Efficient blue and white polymer light emitting diodes based on a well charge balanced, core modified polyfluorene derivative

Abstract

Fabrication of efficient blue and white polymer light-emitting diodes (PLEDs) using a well charge balanced, core modified polyfluorene derivative, poly[2,7-(9,9′-dioctylfluorene)-co-N-phenyl-1,8-naphthalimide (99:01)] (PFONPN01), is presented. The excellent film forming properties as observed from the morphological study and the enhanced electron transport properties due to the inclusion of the NPN unit in the PFO main chain resulted in improved device properties. Bright blue light was observed from single layer PLEDs with PFONPN01 as an emissive layer (EML) as well as from double layer PLEDs using tris-(8-hydroxyquinoline) aluminum (Alq₃) as an electron transporting layer (ETL) and LiF/Al as a cathode.
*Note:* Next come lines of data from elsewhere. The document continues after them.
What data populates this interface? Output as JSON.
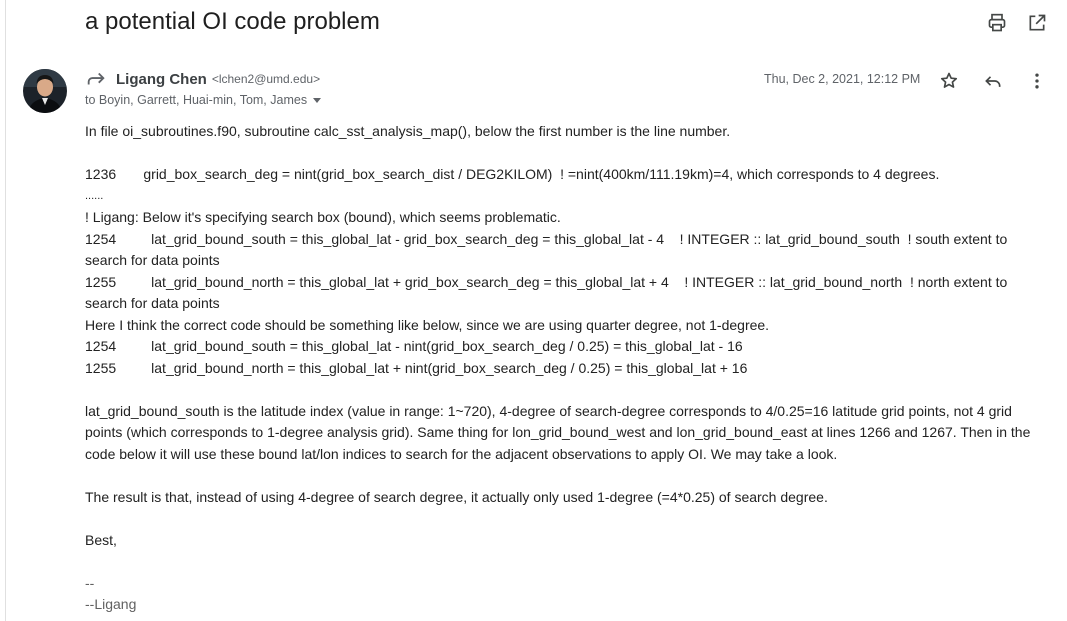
{
  "subject": "a potential OI code problem",
  "toolbar": {
    "print_icon": "print-icon",
    "open_new_window_icon": "open-in-new-icon"
  },
  "sender": {
    "name": "Ligang Chen",
    "email": "<lchen2@umd.edu>",
    "recipients": "to Boyin, Garrett, Huai-min, Tom, James",
    "date": "Thu, Dec 2, 2021, 12:12 PM"
  },
  "body": {
    "intro": "In file oi_subroutines.f90, subroutine calc_sst_analysis_map(), below the first number is the line number.",
    "line_1236": "1236       grid_box_search_deg = nint(grid_box_search_dist / DEG2KILOM)  ! =nint(400km/111.19km)=4, which corresponds to 4 degrees.",
    "ellipsis": "......",
    "comment": "! Ligang: Below it's specifying search box (bound), which seems problematic.",
    "line_1254_old": "1254         lat_grid_bound_south = this_global_lat - grid_box_search_deg = this_global_lat - 4    ! INTEGER :: lat_grid_bound_south  ! south extent to search for data points",
    "line_1255_old": "1255         lat_grid_bound_north = this_global_lat + grid_box_search_deg = this_global_lat + 4    ! INTEGER :: lat_grid_bound_north  ! north extent to search for data points",
    "suggestion": "Here I think the correct code should be something like below, since we are using quarter degree, not 1-degree.",
    "line_1254_new": "1254         lat_grid_bound_south = this_global_lat - nint(grid_box_search_deg / 0.25) = this_global_lat - 16",
    "line_1255_new": "1255         lat_grid_bound_north = this_global_lat + nint(grid_box_search_deg / 0.25) = this_global_lat + 16",
    "explanation": "lat_grid_bound_south is the latitude index (value in range: 1~720), 4-degree of search-degree corresponds to 4/0.25=16 latitude grid points, not 4 grid points (which corresponds to 1-degree analysis grid). Same thing for lon_grid_bound_west and lon_grid_bound_east at lines 1266 and 1267. Then in the code below it will use these bound lat/lon indices to search for the adjacent observations to apply OI. We may take a look.",
    "result": "The result is that, instead of using 4-degree of search degree, it actually only used 1-degree (=4*0.25) of search degree.",
    "closing": "Best,",
    "sig_dash": "--",
    "sig_name": "--Ligang"
  }
}
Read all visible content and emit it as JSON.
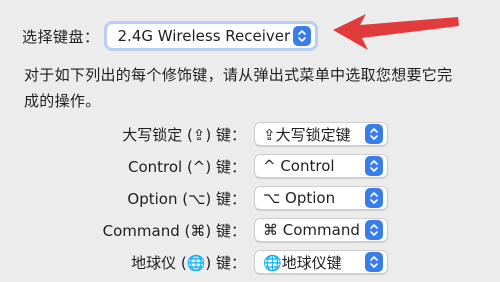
{
  "keyboard": {
    "label": "选择键盘：",
    "selected": "2.4G Wireless Receiver"
  },
  "description": "对于如下列出的每个修饰键，请从弹出式菜单中选取您想要它完成的操作。",
  "modifiers": [
    {
      "label": "大写锁定 (⇪) 键：",
      "value": "⇪大写锁定键"
    },
    {
      "label": "Control (^) 键：",
      "value": "^ Control"
    },
    {
      "label": "Option (⌥) 键：",
      "value": "⌥ Option"
    },
    {
      "label": "Command (⌘) 键：",
      "value": "⌘ Command"
    },
    {
      "label": "地球仪 (🌐) 键：",
      "value": "🌐地球仪键"
    }
  ],
  "colors": {
    "accent": "#3b7de8",
    "arrow": "#e23b3b",
    "background": "#ececec"
  },
  "icons": {
    "stepper": "up-down-chevron-icon",
    "annotation": "red-arrow-icon"
  }
}
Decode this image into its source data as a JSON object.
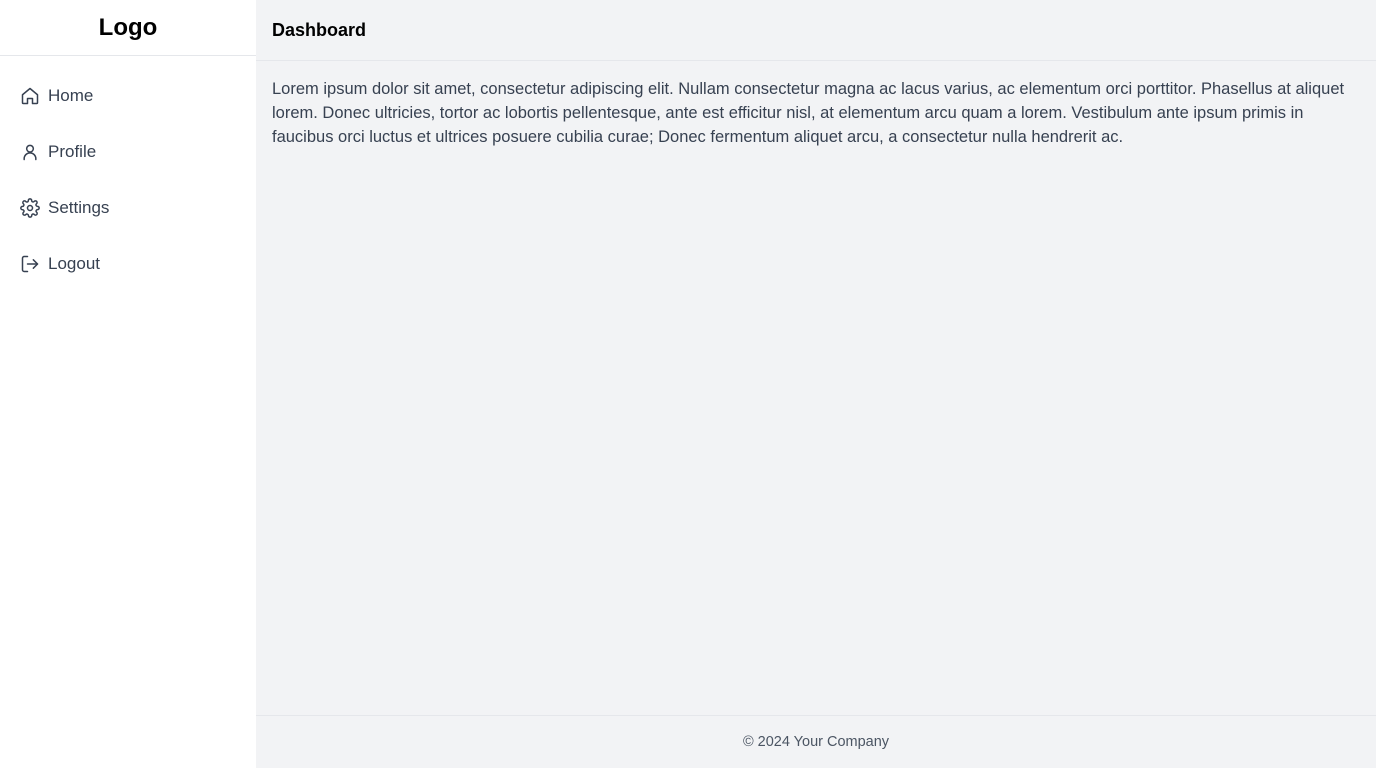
{
  "sidebar": {
    "logo": "Logo",
    "items": [
      {
        "label": "Home",
        "icon": "home-icon"
      },
      {
        "label": "Profile",
        "icon": "user-icon"
      },
      {
        "label": "Settings",
        "icon": "gear-icon"
      },
      {
        "label": "Logout",
        "icon": "logout-icon"
      }
    ]
  },
  "header": {
    "title": "Dashboard"
  },
  "main": {
    "body": "Lorem ipsum dolor sit amet, consectetur adipiscing elit. Nullam consectetur magna ac lacus varius, ac elementum orci porttitor. Phasellus at aliquet lorem. Donec ultricies, tortor ac lobortis pellentesque, ante est efficitur nisl, at elementum arcu quam a lorem. Vestibulum ante ipsum primis in faucibus orci luctus et ultrices posuere cubilia curae; Donec fermentum aliquet arcu, a consectetur nulla hendrerit ac."
  },
  "footer": {
    "copyright": "© 2024 Your Company"
  },
  "colors": {
    "sidebar_bg": "#ffffff",
    "main_bg": "#f2f3f5",
    "border": "#e5e7eb",
    "text": "#374151"
  }
}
The effect of ETL thickness on the device performance was studied by varying the Alq₃ thickness (5 nm, 10 nm and 20 nm) and the device with an ETL thickness of 20 nm was found to exhibit the maximum brightness value of 11 662 cd m⁻² with a maximum luminous efficiency of 4.87 cd A⁻¹. Further, by using this highly electroluminescent blue PFONPN01 as a host and a narrow band gap, yellow emitting small molecule, dithiophene benzothiadiazole (DBT), as a guest at three different concentrations (0.2%, 0.4% and 0.6%), WPLEDs with the ITO/PEDOT:PSS/emissive layer/Alq₃(20 nm)/LiF/Al configuration were fabricated and maximum brightness values of 8025 cd m⁻², 9565 cd m⁻² and 10 180 cd m⁻² were achieved respectively. 0.4% DBT in PFONPN01 was found to give white light with Commission International de l'Echairage (CIE) coordinates of (0.31, 0.38), a maximum luminous efficiency of 6.54 cd A⁻¹ and a color-rendering index (CRI) value of 70.